French-Vietnamese dishes - with the emphasis on French - will be served at the 50-seat Indochine by Luke Nyugen aboard Anastasia, a 100-cabin ship to begin operations in May 2015.
Australian travel company APT announced the new ship - under reconstruction in Russia - and restaurant in Europe with Nguyen present.
Anastasia will ply the Volga River between Moscow and St Petersburg. Each journey will be 13 nights with three nights moored in each city at either end.
"The food will be more French than Vietnamese," says Nguyen who operates Red Lantern restaurants in Sydney.
"You don't want to go to Europe and eat Vietnamese food but there will be influences," says the chef who likes to tell the story of how he was "pretty much born on a refugee boat out of Thailand," after his family fled Vietnam.
He is consulting on designs for the new Indochine restaurant, and kitchen, saying it, and the whole ship, will be "very boutique, very design driven. Top of the line." He will soon begin research in the Russian cities, saying: "I know there's very good produce there." The ship's other dining options will include a caviar and champagne bar.
Nguyen - who will accompany one Russian cruise annually - began working with the privately-owned APT group about three years ago. His involvement with tourism was by accident.
In the early days, he would close Red Lantern in Surry Hills for a month each year to visit Vietnam for his own food research and recreation. Regular diners would ask to accompany or meet him there.
These casual arrangements became organised tours then APT asked if he would work with them on its Asia cruise program, doing onboard cooking classes and accompanying groups to markets and special destinations twice yearly in Vietnam.
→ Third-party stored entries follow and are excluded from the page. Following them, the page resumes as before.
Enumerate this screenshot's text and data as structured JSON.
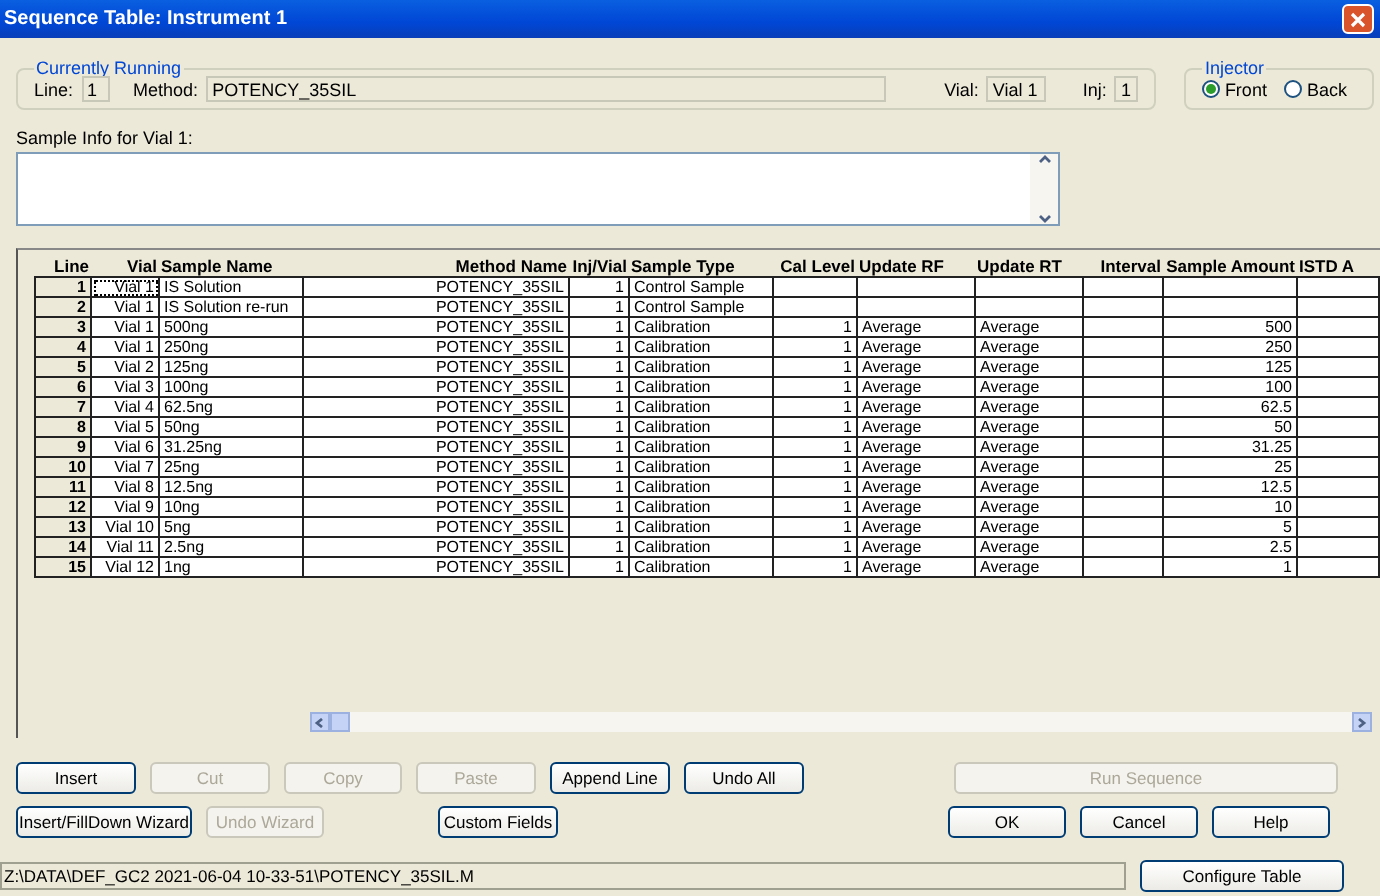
{
  "window": {
    "title": "Sequence Table: Instrument 1"
  },
  "currently_running": {
    "title": "Currently Running",
    "line_label": "Line:",
    "line": "1",
    "method_label": "Method:",
    "method": "POTENCY_35SIL",
    "vial_label": "Vial:",
    "vial": "Vial 1",
    "inj_label": "Inj:",
    "inj": "1"
  },
  "injector": {
    "title": "Injector",
    "options": [
      {
        "label": "Front",
        "selected": true
      },
      {
        "label": "Back",
        "selected": false
      }
    ]
  },
  "sample_info": {
    "label": "Sample Info for Vial 1:"
  },
  "table": {
    "columns": [
      {
        "label": "Line"
      },
      {
        "label": "Vial"
      },
      {
        "label": "Sample Name"
      },
      {
        "label": "Method Name"
      },
      {
        "label": "Inj/Vial"
      },
      {
        "label": "Sample Type"
      },
      {
        "label": "Cal Level"
      },
      {
        "label": "Update RF"
      },
      {
        "label": "Update RT"
      },
      {
        "label": "Interval"
      },
      {
        "label": "Sample Amount"
      },
      {
        "label": "ISTD A"
      }
    ],
    "rows": [
      {
        "line": "1",
        "vial": "Vial 1",
        "sample_name": "IS Solution",
        "method_name": "POTENCY_35SIL",
        "inj_vial": "1",
        "sample_type": "Control Sample",
        "focused": true
      },
      {
        "line": "2",
        "vial": "Vial 1",
        "sample_name": "IS Solution re-run",
        "method_name": "POTENCY_35SIL",
        "inj_vial": "1",
        "sample_type": "Control Sample",
        "focused": false
      },
      {
        "line": "3",
        "vial": "Vial 1",
        "sample_name": "500ng",
        "method_name": "POTENCY_35SIL",
        "inj_vial": "1",
        "sample_type": "Calibration",
        "cal_level": "1",
        "update_rf": "Average",
        "update_rt": "Average",
        "sample_amount": "500",
        "focused": false
      },
      {
        "line": "4",
        "vial": "Vial 1",
        "sample_name": "250ng",
        "method_name": "POTENCY_35SIL",
        "inj_vial": "1",
        "sample_type": "Calibration",
        "cal_level": "1",
        "update_rf": "Average",
        "update_rt": "Average",
        "sample_amount": "250",
        "focused": false
      },
      {
        "line": "5",
        "vial": "Vial 2",
        "sample_name": "125ng",
        "method_name": "POTENCY_35SIL",
        "inj_vial": "1",
        "sample_type": "Calibration",
        "cal_level": "1",
        "update_rf": "Average",
        "update_rt": "Average",
        "sample_amount": "125",
        "focused": false
      },
      {
        "line": "6",
        "vial": "Vial 3",
        "sample_name": "100ng",
        "method_name": "POTENCY_35SIL",
        "inj_vial": "1",
        "sample_type": "Calibration",
        "cal_level": "1",
        "update_rf": "Average",
        "update_rt": "Average",
        "sample_amount": "100",
        "focused": false
      },
      {
        "line": "7",
        "vial": "Vial 4",
        "sample_name": "62.5ng",
        "method_name": "POTENCY_35SIL",
        "inj_vial": "1",
        "sample_type": "Calibration",
        "cal_level": "1",
        "update_rf": "Average",
        "update_rt": "Average",
        "sample_amount": "62.5",
        "focused": false
      },
      {
        "line": "8",
        "vial": "Vial 5",
        "sample_name": "50ng",
        "method_name": "POTENCY_35SIL",
        "inj_vial": "1",
        "sample_type": "Calibration",
        "cal_level": "1",
        "update_rf": "Average",
        "update_rt": "Average",
        "sample_amount": "50",
        "focused": false
      },
      {
        "line": "9",
        "vial": "Vial 6",
        "sample_name": "31.25ng",
        "method_name": "POTENCY_35SIL",
        "inj_vial": "1",
        "sample_type": "Calibration",
        "cal_level": "1",
        "update_rf": "Average",
        "update_rt": "Average",
        "sample_amount": "31.25",
        "focused": false
      },
      {
        "line": "10",
        "vial": "Vial 7",
        "sample_name": "25ng",
        "method_name": "POTENCY_35SIL",
        "inj_vial": "1",
        "sample_type": "Calibration",
        "cal_level": "1",
        "update_rf": "Average",
        "update_rt": "Average",
        "sample_amount": "25",
        "focused": false
      },
      {
        "line": "11",
        "vial": "Vial 8",
        "sample_name": "12.5ng",
        "method_name": "POTENCY_35SIL",
        "inj_vial": "1",
        "sample_type": "Calibration",
        "cal_level": "1",
        "update_rf": "Average",
        "update_rt": "Average",
        "sample_amount": "12.5",
        "focused": false
      },
      {
        "line": "12",
        "vial": "Vial 9",
        "sample_name": "10ng",
        "method_name": "POTENCY_35SIL",
        "inj_vial": "1",
        "sample_type": "Calibration",
        "cal_level": "1",
        "update_rf": "Average",
        "update_rt": "Average",
        "sample_amount": "10",
        "focused": false
      },
      {
        "line": "13",
        "vial": "Vial 10",
        "sample_name": "5ng",
        "method_name": "POTENCY_35SIL",
        "inj_vial": "1",
        "sample_type": "Calibration",
        "cal_level": "1",
        "update_rf": "Average",
        "update_rt": "Average",
        "sample_amount": "5",
        "focused": false
      },
      {
        "line": "14",
        "vial": "Vial 11",
        "sample_name": "2.5ng",
        "method_name": "POTENCY_35SIL",
        "inj_vial": "1",
        "sample_type": "Calibration",
        "cal_level": "1",
        "update_rf": "Average",
        "update_rt": "Average",
        "sample_amount": "2.5",
        "focused": false
      },
      {
        "line": "15",
        "vial": "Vial 12",
        "sample_name": "1ng",
        "method_name": "POTENCY_35SIL",
        "inj_vial": "1",
        "sample_type": "Calibration",
        "cal_level": "1",
        "update_rf": "Average",
        "update_rt": "Average",
        "sample_amount": "1",
        "focused": false
      }
    ]
  },
  "buttons_row_1": [
    {
      "label": "Insert",
      "disabled": false
    },
    {
      "label": "Cut",
      "disabled": true
    },
    {
      "label": "Copy",
      "disabled": true
    },
    {
      "label": "Paste",
      "disabled": true
    },
    {
      "label": "Append Line",
      "disabled": false
    },
    {
      "label": "Undo All",
      "disabled": false
    }
  ],
  "run_button": {
    "label": "Run Sequence",
    "disabled": true
  },
  "buttons_row_2": [
    {
      "label": "Insert/FillDown Wizard",
      "disabled": false
    },
    {
      "label": "Undo Wizard",
      "disabled": true
    },
    {
      "label": "Custom Fields",
      "disabled": false
    }
  ],
  "dialog_buttons": [
    {
      "label": "OK",
      "disabled": false
    },
    {
      "label": "Cancel",
      "disabled": false
    },
    {
      "label": "Help",
      "disabled": false
    }
  ],
  "status_bar": {
    "path": "Z:\\DATA\\DEF_GC2 2021-06-04 10-33-51\\POTENCY_35SIL.M",
    "button": "Configure Table"
  }
}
And Russia? "There are long, historic links between Vietnam and Russian," says Nyugen.
Russia was one of Vietnam's strongest allies before, during and after the Vietnam War. "My family were French speakers but many Vietnamese were educated in Russia and speak fluent Russian to this day," he says.
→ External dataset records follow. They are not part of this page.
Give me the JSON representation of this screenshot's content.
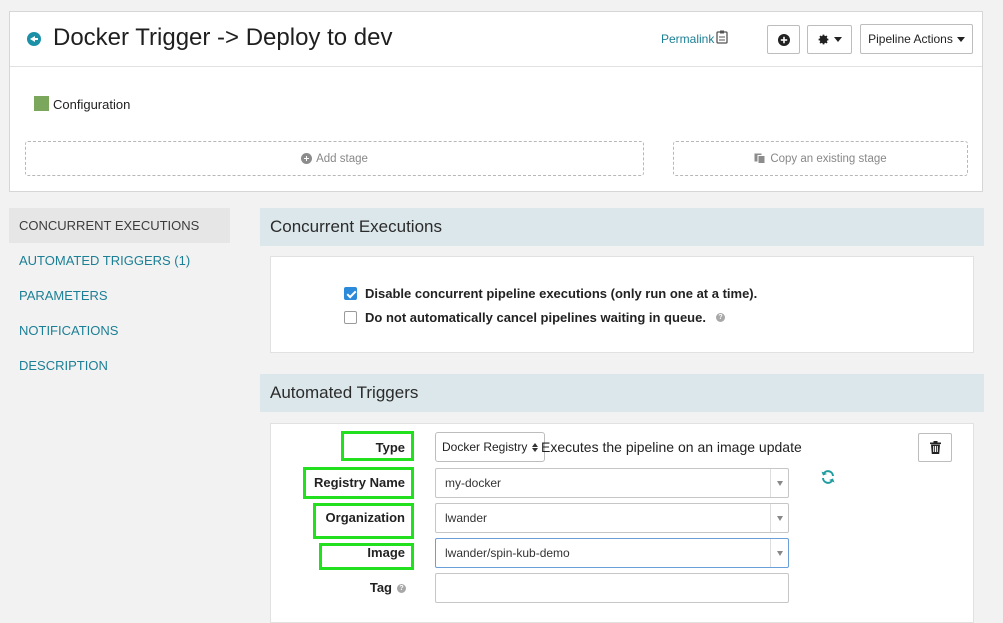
{
  "header": {
    "title": "Docker Trigger -> Deploy to dev",
    "permalink_label": "Permalink",
    "pipeline_actions_label": "Pipeline Actions"
  },
  "configuration": {
    "label": "Configuration",
    "swatch_color": "#7ba75c"
  },
  "stages": {
    "add_stage_label": "Add stage",
    "copy_stage_label": "Copy an existing stage"
  },
  "nav": {
    "items": [
      {
        "label": "CONCURRENT EXECUTIONS",
        "active": true
      },
      {
        "label": "AUTOMATED TRIGGERS (1)",
        "active": false
      },
      {
        "label": "PARAMETERS",
        "active": false
      },
      {
        "label": "NOTIFICATIONS",
        "active": false
      },
      {
        "label": "DESCRIPTION",
        "active": false
      }
    ]
  },
  "concurrent": {
    "heading": "Concurrent Executions",
    "disable_concurrent": {
      "label": "Disable concurrent pipeline executions (only run one at a time).",
      "checked": true
    },
    "no_cancel": {
      "label": "Do not automatically cancel pipelines waiting in queue.",
      "checked": false
    }
  },
  "triggers": {
    "heading": "Automated Triggers",
    "type": {
      "label": "Type",
      "value": "Docker Registry",
      "description": "Executes the pipeline on an image update"
    },
    "registry": {
      "label": "Registry Name",
      "value": "my-docker"
    },
    "organization": {
      "label": "Organization",
      "value": "lwander"
    },
    "image": {
      "label": "Image",
      "value": "lwander/spin-kub-demo"
    },
    "tag": {
      "label": "Tag",
      "value": ""
    }
  },
  "colors": {
    "accent": "#1b7f95",
    "highlight": "#22e01e",
    "section_header_bg": "#dbe7eb"
  }
}
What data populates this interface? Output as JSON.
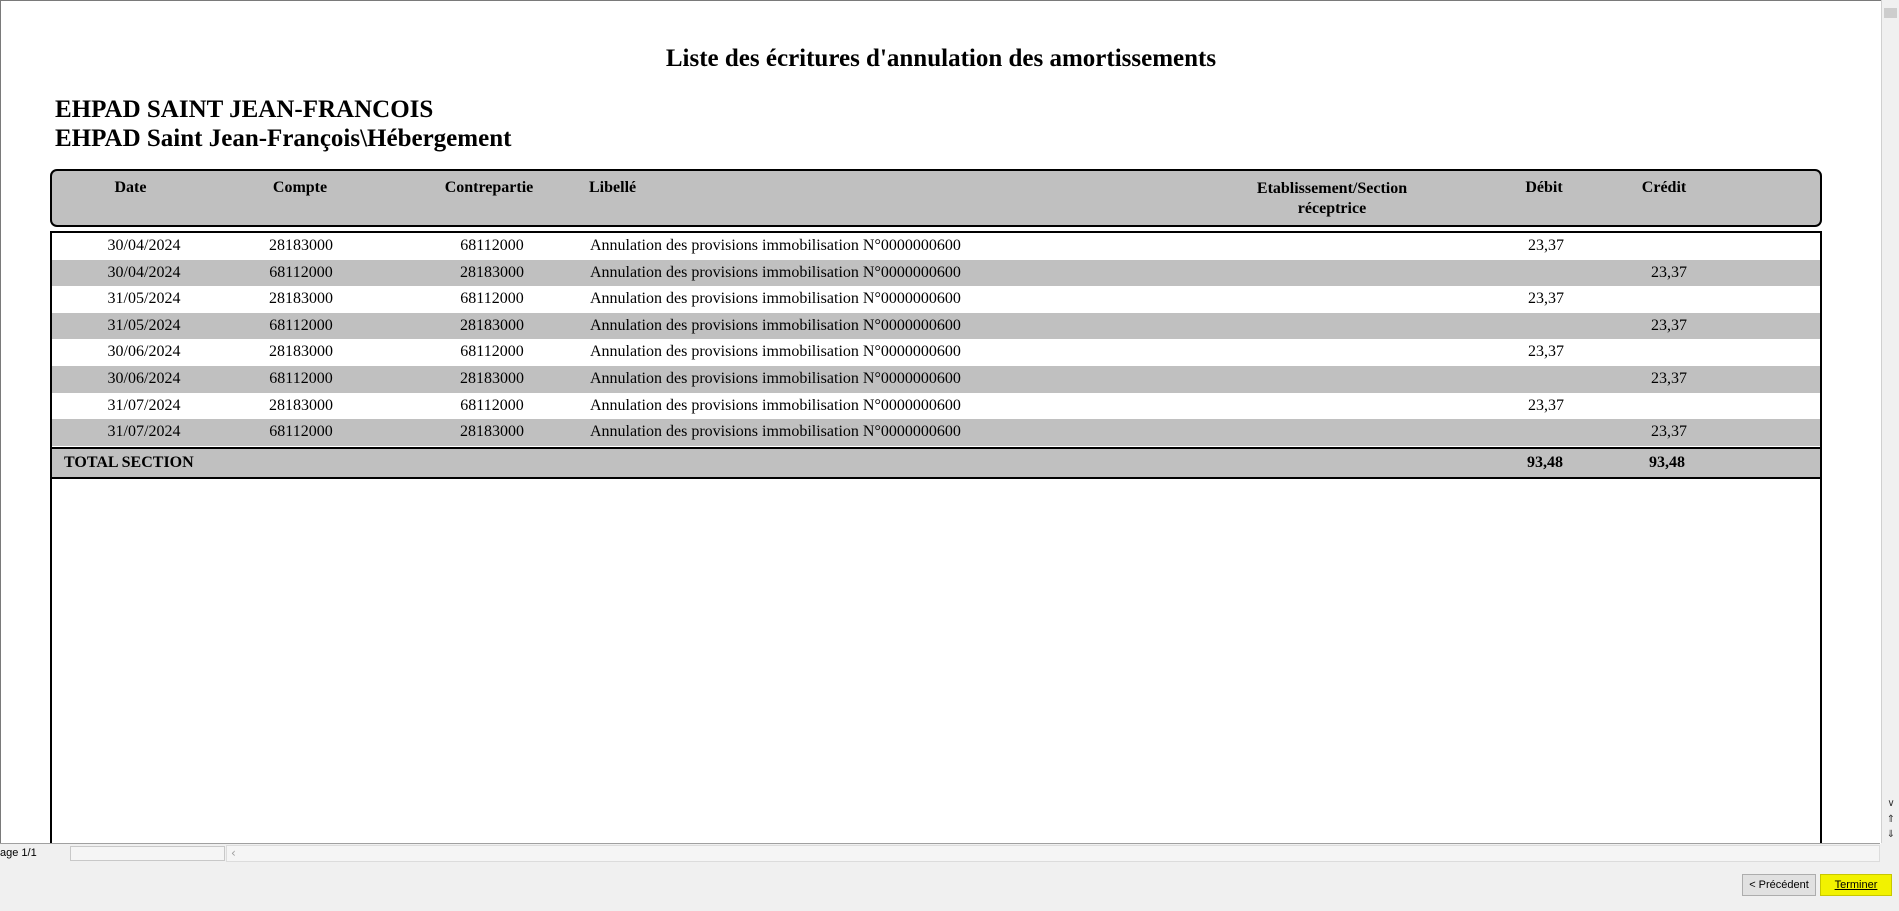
{
  "report": {
    "title": "Liste des écritures d'annulation des amortissements",
    "establishment": "EHPAD SAINT JEAN-FRANCOIS",
    "section": "EHPAD Saint Jean-François\\Hébergement"
  },
  "columns": {
    "date": "Date",
    "compte": "Compte",
    "contrepartie": "Contrepartie",
    "libelle": "Libellé",
    "etab_line1": "Etablissement/Section",
    "etab_line2": "réceptrice",
    "debit": "Débit",
    "credit": "Crédit"
  },
  "rows": [
    {
      "date": "30/04/2024",
      "compte": "28183000",
      "contrepartie": "68112000",
      "libelle": "Annulation des provisions immobilisation N°0000000600",
      "debit": "23,37",
      "credit": ""
    },
    {
      "date": "30/04/2024",
      "compte": "68112000",
      "contrepartie": "28183000",
      "libelle": "Annulation des provisions immobilisation N°0000000600",
      "debit": "",
      "credit": "23,37"
    },
    {
      "date": "31/05/2024",
      "compte": "28183000",
      "contrepartie": "68112000",
      "libelle": "Annulation des provisions immobilisation N°0000000600",
      "debit": "23,37",
      "credit": ""
    },
    {
      "date": "31/05/2024",
      "compte": "68112000",
      "contrepartie": "28183000",
      "libelle": "Annulation des provisions immobilisation N°0000000600",
      "debit": "",
      "credit": "23,37"
    },
    {
      "date": "30/06/2024",
      "compte": "28183000",
      "contrepartie": "68112000",
      "libelle": "Annulation des provisions immobilisation N°0000000600",
      "debit": "23,37",
      "credit": ""
    },
    {
      "date": "30/06/2024",
      "compte": "68112000",
      "contrepartie": "28183000",
      "libelle": "Annulation des provisions immobilisation N°0000000600",
      "debit": "",
      "credit": "23,37"
    },
    {
      "date": "31/07/2024",
      "compte": "28183000",
      "contrepartie": "68112000",
      "libelle": "Annulation des provisions immobilisation N°0000000600",
      "debit": "23,37",
      "credit": ""
    },
    {
      "date": "31/07/2024",
      "compte": "68112000",
      "contrepartie": "28183000",
      "libelle": "Annulation des provisions immobilisation N°0000000600",
      "debit": "",
      "credit": "23,37"
    }
  ],
  "total": {
    "label": "TOTAL SECTION",
    "debit": "93,48",
    "credit": "93,48"
  },
  "status": {
    "page": "age 1/1"
  },
  "buttons": {
    "prev": "< Précédent",
    "finish": "Terminer"
  },
  "colors": {
    "row_shade": "#c0c0c0",
    "finish_highlight": "#f2f200"
  },
  "icons": [
    "scroll-up-arrow-icon",
    "scroll-down-arrow-icon",
    "page-up-icon",
    "page-down-icon",
    "scroll-left-arrow-icon"
  ]
}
River cruising is tourism's great boom area. APT - which has transformed from a coach firm to a company offering cruise and combined cruise-coach-train journeys - will soon operate 30 river ships with four more vessels coming into service in the next two years.
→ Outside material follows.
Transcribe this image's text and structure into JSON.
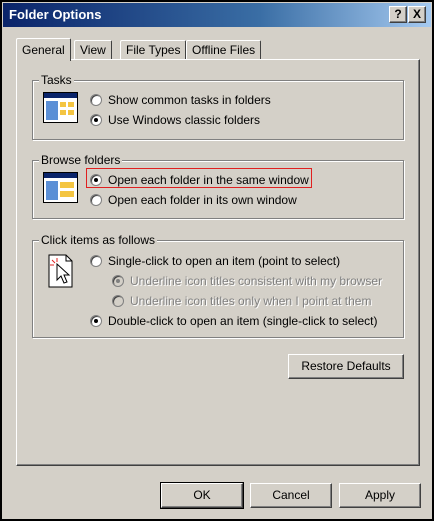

Its latest, AmaReina, christened last week and built at a cost of €50 million euros (NZ$79.86 million), will ply the River Danube on 15 day cruises between Amsterdam in The Netherlands and Budapest, Hungary.
"Russia has been a fantastic success so far," says APT chief executive Chris Hall. "But this (Anastasia) will be the first luxury (river) experience in Russia. Until now, it has been very difficult for all operators." The ship is currently being stripped to its hull and rebuilt.
The newly built ship will also enable the company to organise seven departures in 2015 to coincide with the Golden Eagle trans-Siberian express train.